George Steiner: La mort d’Arthur (1984)
22 de marzo de 2018
Oscuridad a mediodía, de Arthur Koestler, es uno de los clásicos del siglo. Educó a generaciones en sus propios terrores. El Testamento español (conocido también como Diálogo con la Muerte) está cerca de tener su misma talla. Los sonámbulos —en particular los capítulos sobre Kafka— es una de las raras proezas de convincente recreación imaginativa de la gran ciencia, de la lógica poética del descubrimiento. No comparto las certidumbres de las Reflexiones sobre la horca de Koestler, pero perdura como uno de los grandes panfletos polémicos de nuestro tiempo y como un momento fundamental en el debate sobre la pena de muerte. Hay capítulos clásicos en obras autobiográficas tales como Flecha en el Azul. Pero en cierto sentido Arthur Koestler es más que la suma de sus escritos. En algunas épocas y sociedades hay hombres y mujeres que dan un testimonio esencial, en cuya sensibilidad privada y existencia individual están concentrados y se hacen visibles los significados de su tiempo, más generales. En este negro siglo, el judío centroeuropeo, tal vez más que ninguna otra tribu, cargó con la enormidad de una visión y una experiencia impuestas. Koestler, que nació en Budapest en 1905, se halló en el terreno exacto en el que se tocan las terminaciones nerviosas de la historia, la política, la lengua y la ciencia del siglo XX. Las amargas y tonificantes corrientes de esas terminaciones pasaron por él. Cataloguen ustedes las grandes presencias de la Modernidad —la política del marxismo y del terror fascista; el psicoanálisis y las investigaciones de las anatomías de la mente; el impulso de las ciencias biológicas; los conflictos de la ideología y las artes— y se encontrarán no sólo con los libros de Koestler sino también con él mismo. Conoció el exilio y la cárcel, el divorcio y el intimidador consuelo del alcohol, el ambiguo esfuerzo por lograr privacidad en el mundo de los medios de comunicación. Los carnés de identidad de Koestler, auténticos y falsos, los sellos y visados de sus pasaportes, sus libretas de direcciones y sus agendas de escritorio componen el mapa y el itinerario de los perseguidos de nuestro siglo.

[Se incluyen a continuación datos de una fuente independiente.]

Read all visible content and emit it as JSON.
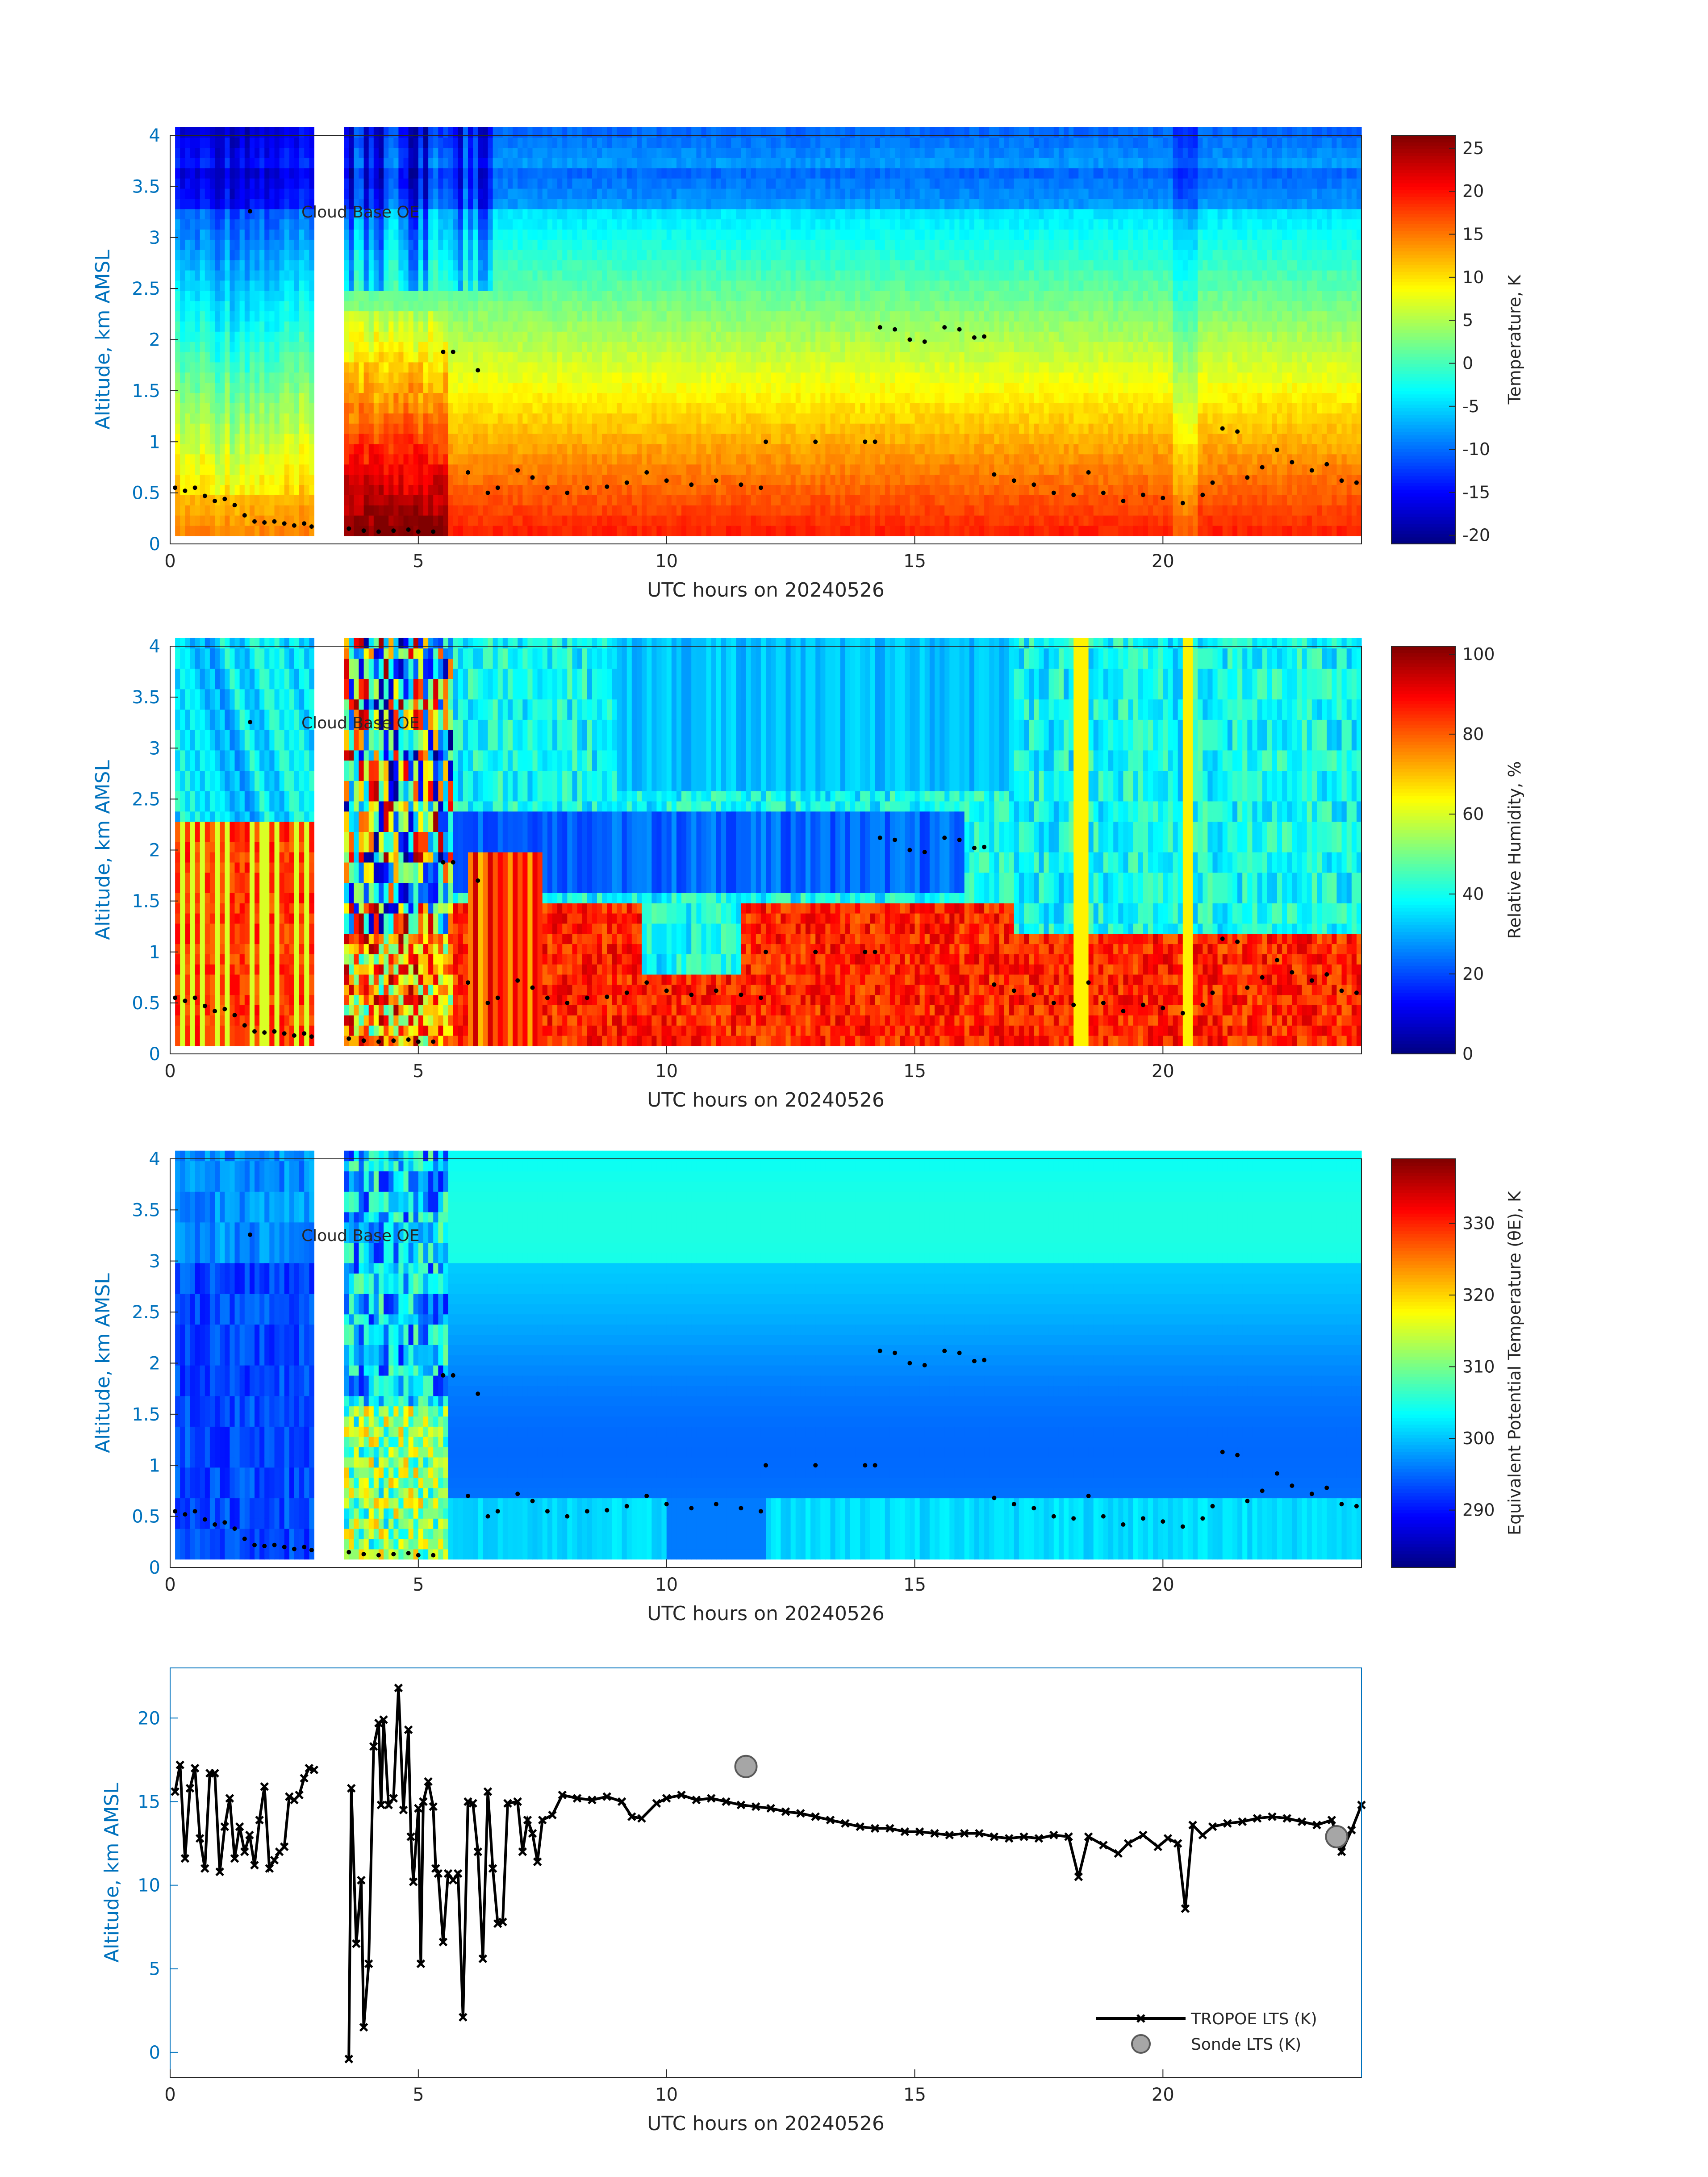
{
  "figure": {
    "xlabel": "UTC hours on 20240526",
    "xticks": [
      "0",
      "5",
      "10",
      "15",
      "20"
    ],
    "ylabel": "Altitude, km AMSL"
  },
  "chart_data": [
    {
      "type": "heatmap",
      "title": "",
      "xlabel": "UTC hours on 20240526",
      "ylabel": "Altitude, km AMSL",
      "xlim": [
        0,
        24
      ],
      "ylim": [
        0,
        4
      ],
      "yticks": [
        "0",
        "0.5",
        "1",
        "1.5",
        "2",
        "2.5",
        "3",
        "3.5",
        "4"
      ],
      "colorbar": {
        "label": "Temperature, K",
        "range": [
          -21,
          26.5
        ],
        "ticks": [
          "-20",
          "-15",
          "-10",
          "-5",
          "0",
          "5",
          "10",
          "15",
          "20",
          "25"
        ],
        "colormap": "jet"
      },
      "legend": {
        "entries": [
          "Cloud Base OE"
        ],
        "position": "upper-left"
      },
      "field_description": "surface ~20 at 0.1 km decreasing to about -10 near 4 km; data gap 2.9–3.5 h",
      "cloud_base_oe": [
        [
          0.1,
          0.55
        ],
        [
          0.3,
          0.52
        ],
        [
          0.5,
          0.55
        ],
        [
          0.7,
          0.47
        ],
        [
          0.9,
          0.42
        ],
        [
          1.1,
          0.44
        ],
        [
          1.3,
          0.38
        ],
        [
          1.5,
          0.28
        ],
        [
          1.7,
          0.22
        ],
        [
          1.9,
          0.21
        ],
        [
          2.1,
          0.22
        ],
        [
          2.3,
          0.2
        ],
        [
          2.5,
          0.18
        ],
        [
          2.7,
          0.2
        ],
        [
          2.85,
          0.17
        ],
        [
          3.6,
          0.15
        ],
        [
          3.9,
          0.13
        ],
        [
          4.2,
          0.12
        ],
        [
          4.5,
          0.13
        ],
        [
          4.8,
          0.14
        ],
        [
          5.0,
          0.12
        ],
        [
          5.3,
          0.12
        ],
        [
          5.5,
          1.88
        ],
        [
          5.7,
          1.88
        ],
        [
          6.2,
          1.7
        ],
        [
          6.0,
          0.7
        ],
        [
          6.4,
          0.5
        ],
        [
          6.6,
          0.55
        ],
        [
          7.0,
          0.72
        ],
        [
          7.3,
          0.65
        ],
        [
          7.6,
          0.55
        ],
        [
          8.0,
          0.5
        ],
        [
          8.4,
          0.55
        ],
        [
          8.8,
          0.56
        ],
        [
          9.2,
          0.6
        ],
        [
          9.6,
          0.7
        ],
        [
          10.0,
          0.62
        ],
        [
          10.5,
          0.58
        ],
        [
          11.0,
          0.62
        ],
        [
          11.5,
          0.58
        ],
        [
          11.9,
          0.55
        ],
        [
          12.0,
          1.0
        ],
        [
          13.0,
          1.0
        ],
        [
          14.0,
          1.0
        ],
        [
          14.2,
          1.0
        ],
        [
          14.3,
          2.12
        ],
        [
          14.6,
          2.1
        ],
        [
          14.9,
          2.0
        ],
        [
          15.2,
          1.98
        ],
        [
          15.6,
          2.12
        ],
        [
          15.9,
          2.1
        ],
        [
          16.2,
          2.02
        ],
        [
          16.4,
          2.03
        ],
        [
          16.6,
          0.68
        ],
        [
          17.0,
          0.62
        ],
        [
          17.4,
          0.58
        ],
        [
          17.8,
          0.5
        ],
        [
          18.2,
          0.48
        ],
        [
          18.5,
          0.7
        ],
        [
          18.8,
          0.5
        ],
        [
          19.2,
          0.42
        ],
        [
          19.6,
          0.48
        ],
        [
          20.0,
          0.45
        ],
        [
          20.4,
          0.4
        ],
        [
          20.8,
          0.48
        ],
        [
          21.0,
          0.6
        ],
        [
          21.2,
          1.13
        ],
        [
          21.5,
          1.1
        ],
        [
          21.7,
          0.65
        ],
        [
          22.0,
          0.75
        ],
        [
          22.3,
          0.92
        ],
        [
          22.6,
          0.8
        ],
        [
          23.0,
          0.72
        ],
        [
          23.3,
          0.78
        ],
        [
          23.6,
          0.62
        ],
        [
          23.9,
          0.6
        ]
      ]
    },
    {
      "type": "heatmap",
      "title": "",
      "xlabel": "UTC hours on 20240526",
      "ylabel": "Altitude, km AMSL",
      "xlim": [
        0,
        24
      ],
      "ylim": [
        0,
        4
      ],
      "yticks": [
        "0",
        "0.5",
        "1",
        "1.5",
        "2",
        "2.5",
        "3",
        "3.5",
        "4"
      ],
      "colorbar": {
        "label": "Relative Humidity, %",
        "range": [
          0,
          102
        ],
        "ticks": [
          "0",
          "20",
          "40",
          "60",
          "80",
          "100"
        ],
        "colormap": "jet"
      },
      "legend": {
        "entries": [
          "Cloud Base OE"
        ],
        "position": "upper-left"
      },
      "field_description": "high RH (80–100) below ~1.2 km, low RH (10–40) aloft; data gap 2.9–3.5 h"
    },
    {
      "type": "heatmap",
      "title": "",
      "xlabel": "UTC hours on 20240526",
      "ylabel": "Altitude, km AMSL",
      "xlim": [
        0,
        24
      ],
      "ylim": [
        0,
        4
      ],
      "yticks": [
        "0",
        "0.5",
        "1",
        "1.5",
        "2",
        "2.5",
        "3",
        "3.5",
        "4"
      ],
      "colorbar": {
        "label": "Equivalent Potential Temperature (θE), K",
        "range": [
          282,
          339
        ],
        "ticks": [
          "290",
          "300",
          "310",
          "320",
          "330"
        ],
        "colormap": "jet"
      },
      "legend": {
        "entries": [
          "Cloud Base OE"
        ],
        "position": "upper-left"
      },
      "field_description": "mostly 295–305 K; warmer 310–325 K near 4–5 h below 1.5 km; data gap 2.9–3.5 h"
    },
    {
      "type": "line",
      "title": "",
      "xlabel": "UTC hours on 20240526",
      "ylabel": "Altitude, km AMSL",
      "xlim": [
        0,
        24
      ],
      "ylim": [
        -1.5,
        23
      ],
      "yticks": [
        "0",
        "5",
        "10",
        "15",
        "20"
      ],
      "legend": {
        "entries": [
          "TROPOE LTS (K)",
          "Sonde LTS (K)"
        ],
        "position": "bottom-right"
      },
      "series": [
        {
          "name": "TROPOE LTS (K)",
          "points": [
            [
              0.1,
              15.6
            ],
            [
              0.2,
              17.2
            ],
            [
              0.3,
              11.6
            ],
            [
              0.4,
              15.8
            ],
            [
              0.5,
              17.0
            ],
            [
              0.6,
              12.8
            ],
            [
              0.7,
              11.0
            ],
            [
              0.8,
              16.7
            ],
            [
              0.9,
              16.7
            ],
            [
              1.0,
              10.8
            ],
            [
              1.1,
              13.5
            ],
            [
              1.2,
              15.2
            ],
            [
              1.3,
              11.6
            ],
            [
              1.4,
              13.5
            ],
            [
              1.5,
              12.0
            ],
            [
              1.6,
              13.0
            ],
            [
              1.7,
              11.2
            ],
            [
              1.8,
              13.9
            ],
            [
              1.9,
              15.9
            ],
            [
              2.0,
              11.0
            ],
            [
              2.1,
              11.5
            ],
            [
              2.2,
              12.0
            ],
            [
              2.3,
              12.3
            ],
            [
              2.4,
              15.3
            ],
            [
              2.5,
              15.1
            ],
            [
              2.6,
              15.4
            ],
            [
              2.7,
              16.4
            ],
            [
              2.8,
              17.0
            ],
            [
              2.9,
              16.9
            ],
            [
              3.6,
              -0.4
            ],
            [
              3.65,
              15.8
            ],
            [
              3.75,
              6.5
            ],
            [
              3.85,
              10.3
            ],
            [
              3.9,
              1.5
            ],
            [
              4.0,
              5.3
            ],
            [
              4.1,
              18.3
            ],
            [
              4.2,
              19.7
            ],
            [
              4.25,
              14.8
            ],
            [
              4.3,
              19.9
            ],
            [
              4.4,
              14.8
            ],
            [
              4.5,
              15.2
            ],
            [
              4.6,
              21.8
            ],
            [
              4.7,
              14.5
            ],
            [
              4.8,
              19.3
            ],
            [
              4.85,
              12.9
            ],
            [
              4.9,
              10.2
            ],
            [
              5.0,
              14.6
            ],
            [
              5.05,
              5.3
            ],
            [
              5.1,
              15.0
            ],
            [
              5.2,
              16.2
            ],
            [
              5.3,
              14.7
            ],
            [
              5.35,
              11.0
            ],
            [
              5.4,
              10.7
            ],
            [
              5.5,
              6.6
            ],
            [
              5.6,
              10.7
            ],
            [
              5.7,
              10.3
            ],
            [
              5.8,
              10.7
            ],
            [
              5.9,
              2.1
            ],
            [
              6.0,
              15.0
            ],
            [
              6.1,
              14.9
            ],
            [
              6.2,
              12.0
            ],
            [
              6.3,
              5.6
            ],
            [
              6.4,
              15.6
            ],
            [
              6.5,
              11.0
            ],
            [
              6.6,
              7.7
            ],
            [
              6.7,
              7.8
            ],
            [
              6.8,
              14.9
            ],
            [
              7.0,
              15.0
            ],
            [
              7.1,
              12.0
            ],
            [
              7.2,
              13.9
            ],
            [
              7.3,
              13.1
            ],
            [
              7.4,
              11.4
            ],
            [
              7.5,
              13.9
            ],
            [
              7.7,
              14.2
            ],
            [
              7.9,
              15.4
            ],
            [
              8.2,
              15.2
            ],
            [
              8.5,
              15.1
            ],
            [
              8.8,
              15.3
            ],
            [
              9.1,
              15.0
            ],
            [
              9.3,
              14.1
            ],
            [
              9.5,
              14.0
            ],
            [
              9.8,
              14.9
            ],
            [
              10.0,
              15.2
            ],
            [
              10.3,
              15.4
            ],
            [
              10.6,
              15.1
            ],
            [
              10.9,
              15.2
            ],
            [
              11.2,
              15.0
            ],
            [
              11.5,
              14.8
            ],
            [
              11.8,
              14.7
            ],
            [
              12.1,
              14.6
            ],
            [
              12.4,
              14.4
            ],
            [
              12.7,
              14.3
            ],
            [
              13.0,
              14.1
            ],
            [
              13.3,
              13.9
            ],
            [
              13.6,
              13.7
            ],
            [
              13.9,
              13.5
            ],
            [
              14.2,
              13.4
            ],
            [
              14.5,
              13.4
            ],
            [
              14.8,
              13.2
            ],
            [
              15.1,
              13.2
            ],
            [
              15.4,
              13.1
            ],
            [
              15.7,
              13.0
            ],
            [
              16.0,
              13.1
            ],
            [
              16.3,
              13.1
            ],
            [
              16.6,
              12.9
            ],
            [
              16.9,
              12.8
            ],
            [
              17.2,
              12.9
            ],
            [
              17.5,
              12.8
            ],
            [
              17.8,
              13.0
            ],
            [
              18.1,
              12.9
            ],
            [
              18.3,
              10.5
            ],
            [
              18.5,
              12.9
            ],
            [
              18.8,
              12.4
            ],
            [
              19.1,
              11.9
            ],
            [
              19.3,
              12.5
            ],
            [
              19.6,
              13.0
            ],
            [
              19.9,
              12.3
            ],
            [
              20.1,
              12.8
            ],
            [
              20.3,
              12.5
            ],
            [
              20.45,
              8.6
            ],
            [
              20.6,
              13.6
            ],
            [
              20.8,
              13.0
            ],
            [
              21.0,
              13.5
            ],
            [
              21.3,
              13.7
            ],
            [
              21.6,
              13.8
            ],
            [
              21.9,
              14.0
            ],
            [
              22.2,
              14.1
            ],
            [
              22.5,
              14.0
            ],
            [
              22.8,
              13.8
            ],
            [
              23.1,
              13.6
            ],
            [
              23.4,
              13.9
            ],
            [
              23.6,
              12.0
            ],
            [
              23.8,
              13.3
            ],
            [
              24.0,
              14.8
            ]
          ]
        },
        {
          "name": "Sonde LTS (K)",
          "points": [
            [
              11.6,
              17.1
            ],
            [
              23.5,
              12.9
            ]
          ]
        }
      ]
    }
  ]
}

Esta es la razón por la que el doble suicidio de Arthur y Cynthia Koestler, el 3 de marzo de 1983 o inmediatamente antes, sigue teniendo repercusiones. Esta es la razón por la que adquirió un poder de sugestión tan persuasivo. Aquí, una vez más, el mensaje concreto es bien patente. Austera pero conmovedoramente relatado en las breves memorias de George Mikes, Arthur Koestler: The story of a friendship (Andre Deutsch), el suicidio tuvo unos motivos inmediatos. Una enfermedad progresiva, terminal, hubiera reducido a Koestler, antes de que pasara mucho tiempo, a un dolor servil. Pero, como siempre en la existencia de Koestler, el acto personal fue preparado para y avalado por una reflexión pública y deliberada. Koestler había expresado profundas simpatías por las opiniones de un grupo que estaba tratando de esclarecer las cuestiones legales y morales de la muerte libremente elegida. Tras haberse enfrentado a tanta muerte en sus formas más crueles y más involuntarias, tras haber luchado tanto contra la imposición a sangre fría de la muerte judicial a hombres y mujeres condenados, Koestler daba un enorme valor a la libertad humana, a la dignidad humana en relación con la muerte. Debe permitirse a un hombre cuerdo que decida hacer de su fin un acto en consonancia con el valor crucial de la libertad de la mente y la conciencia. El castigo legal del suicidio frustrado, que sigue vigente en tantos códigos, le parecía una bárbara impertinencia.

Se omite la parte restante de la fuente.